I tried one last time. “It doesn’t mean I don’t wish things were different. It doesn’t mean this wasn’t . . .
isn’t
the best thing in my life. But I came home to protect my mother and that’s what I have to do.”
“You’re just fucked-up enough to believe that, aren’t you?” Lucho’s words seemed to come from a vast distance. Beyond a chasm I wouldn’t be allowed to cross again. “I’m sorry you feel that way.”
“You could come with us,” I said, even though I knew it was selfish. “It’s not like there’s no horses in—”
“Don’t you
even
.” He forestalled me. “The man I love doesn’t run from trouble. The man I love does the
right
thing.”
“How can you say that?” I asked, bewildered. “I’ve been a good man. Stayed on the right side of the law despite my dad. I fought for my country. I—”
“A good man does the right thing for the right reasons, Tripp.

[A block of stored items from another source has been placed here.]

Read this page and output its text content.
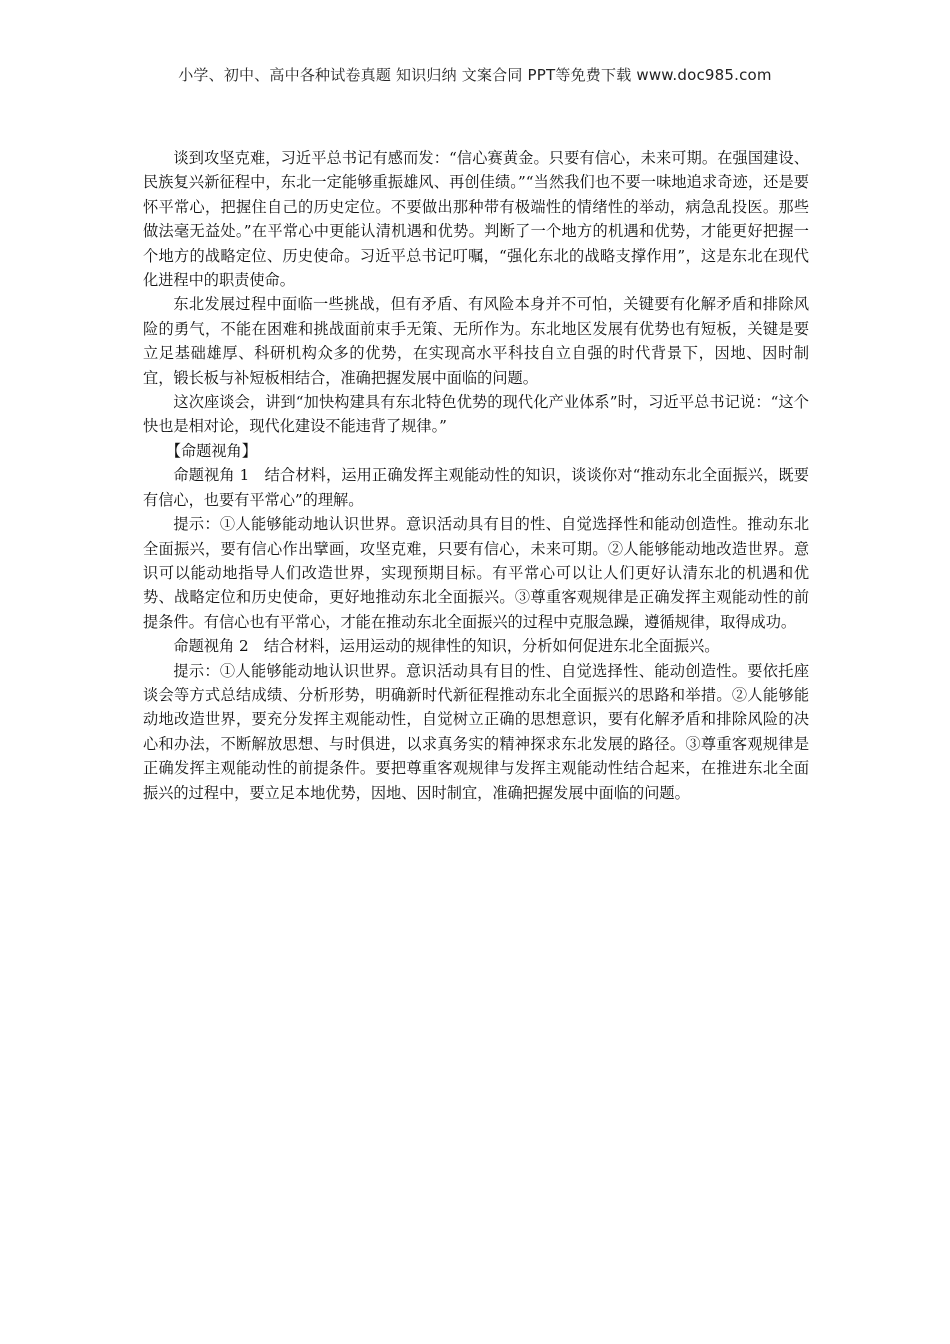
小学、初中、高中各种试卷真题 知识归纳 文案合同 PPT等免费下载 www.doc985.com

谈到攻坚克难，习近平总书记有感而发：“信心赛黄金。只要有信心，未来可期。在强国建设、民族复兴新征程中，东北一定能够重振雄风、再创佳绩。”“当然我们也不要一味地追求奇迹，还是要怀平常心，把握住自己的历史定位。不要做出那种带有极端性的情绪性的举动，病急乱投医。那些做法毫无益处。”在平常心中更能认清机遇和优势。判断了一个地方的机遇和优势，才能更好把握一个地方的战略定位、历史使命。习近平总书记叮嘱，“强化东北的战略支撑作用”，这是东北在现代化进程中的职责使命。

东北发展过程中面临一些挑战，但有矛盾、有风险本身并不可怕，关键要有化解矛盾和排除风险的勇气，不能在困难和挑战面前束手无策、无所作为。东北地区发展有优势也有短板，关键是要立足基础雄厚、科研机构众多的优势，在实现高水平科技自立自强的时代背景下，因地、因时制宜，锻长板与补短板相结合，准确把握发展中面临的问题。

这次座谈会，讲到“加快构建具有东北特色优势的现代化产业体系”时，习近平总书记说：“这个快也是相对论，现代化建设不能违背了规律。”

【命题视角】

命题视角 1 结合材料，运用正确发挥主观能动性的知识，谈谈你对“推动东北全面振兴，既要有信心，也要有平常心”的理解。

提示：①人能够能动地认识世界。意识活动具有目的性、自觉选择性和能动创造性。推动东北全面振兴，要有信心作出擘画，攻坚克难，只要有信心，未来可期。②人能够能动地改造世界。意识可以能动地指导人们改造世界，实现预期目标。有平常心可以让人们更好认清东北的机遇和优势、战略定位和历史使命，更好地推动东北全面振兴。③尊重客观规律是正确发挥主观能动性的前提条件。有信心也有平常心，才能在推动东北全面振兴的过程中克服急躁，遵循规律，取得成功。

命题视角 2 结合材料，运用运动的规律性的知识，分析如何促进东北全面振兴。

提示：①人能够能动地认识世界。意识活动具有目的性、自觉选择性、能动创造性。要依托座谈会等方式总结成绩、分析形势，明确新时代新征程推动东北全面振兴的思路和举措。②人能够能动地改造世界，要充分发挥主观能动性，自觉树立正确的思想意识，要有化解矛盾和排除风险的决心和办法，不断解放思想、与时俱进，以求真务实的精神探求东北发展的路径。③尊重客观规律是正确发挥主观能动性的前提条件。要把尊重客观规律与发挥主观能动性结合起来，在推进东北全面振兴的过程中，要立足本地优势，因地、因时制宜，准确把握发展中面临的问题。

I know you’ll be thinking about this moment long and hard. You’re going to take my words with you, and I want you to hear them. You’ve done the right thing. But for the wrong reasons. Until you fix the thing you’re running from, until you face down your past and make things right . . . I don’t know. I can’t go with you. Not like this.”
Nearly broken by his words, I rolled from the bed and found my clothes by feel. “That’s mighty judgmental from a man who never had to make a choice like this.”
“Doesn’t matter. It isn’t you, is what I’m saying. If you do this, you’ll be running forever.”